Modulo III - aula 22 - gimnosperma

Modulo III - aula 22 - gimnosperma

PROFº: HUBERTT GRÜN. Página 1

Englobando cerca de 700 espécies, as gimnospermas, como as pteridófitas, são plantas vasculares, com raiz, caule e folhas. Além desses órgãos, aparece uma novidade: ramos do caule com folhas especializadas na produção de esporos que germinam na própria planta, originando gametófítos. Devido à presença desses órgãos reprodutores, bem diferenciados e visíveis, as gimnospermas, juntamente com as angiospermas, formam o grupo das plantas fanerógamas (fanero = visível; gamos = casamento).

Outra novidade foi o aparecimento da semente.

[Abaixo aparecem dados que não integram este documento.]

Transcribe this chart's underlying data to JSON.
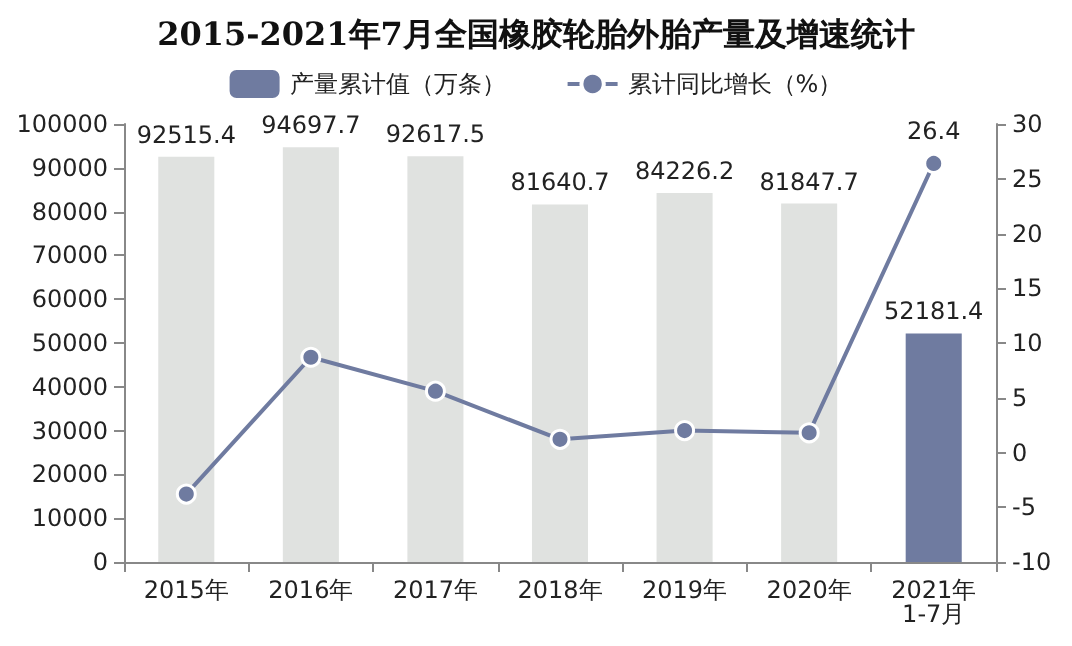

Graças à sua presença esses dois tipos de plantas são denominadas espermatófitas (esperma = semente). Essas duas novidades, como veremos adiante, possibilitaram a conquista do meio terrestre pelas espermatófitas.

O termo gimnosperma (gimno = nu) significa que as sementes estão descobertas ou expostas. Elas não se encontram protegidas dentro de frutos, como nas angiospermas.

Aspecto Geral das Gimnospermas:

Usaremos as coníferas como referência, uma vez que esses vegetais formam grandes florestas do hemisfério norte, constituindo um terço das florestas do mundo e englobando mais de 500 espécies.

Entre as coníferas, o pinheiro é o mais familiar, com cerca de 90 espécies diferentes. A planta (esporófito) possui feixes de folhas aciculadas, isto é, folhas longas em forma de agulhas (figura 1).

Fora as folhas aciculadas que estão destinadas à fotossíntese, existem as folhas reprodutoras. As sementes se formam na superfície dessas folhas, que são chamadas esporófilas, porque possuem os esporângios que produzirão esporos. No caso de angiospermas, as esporófilas formam flores típicas, mas, no caso das gimnospermas apresentam a forma de escamas e, em geral, estão reunidas em estruturas chamadas estróbilos ou cones, vindo daí o nome coníferas (figura 1).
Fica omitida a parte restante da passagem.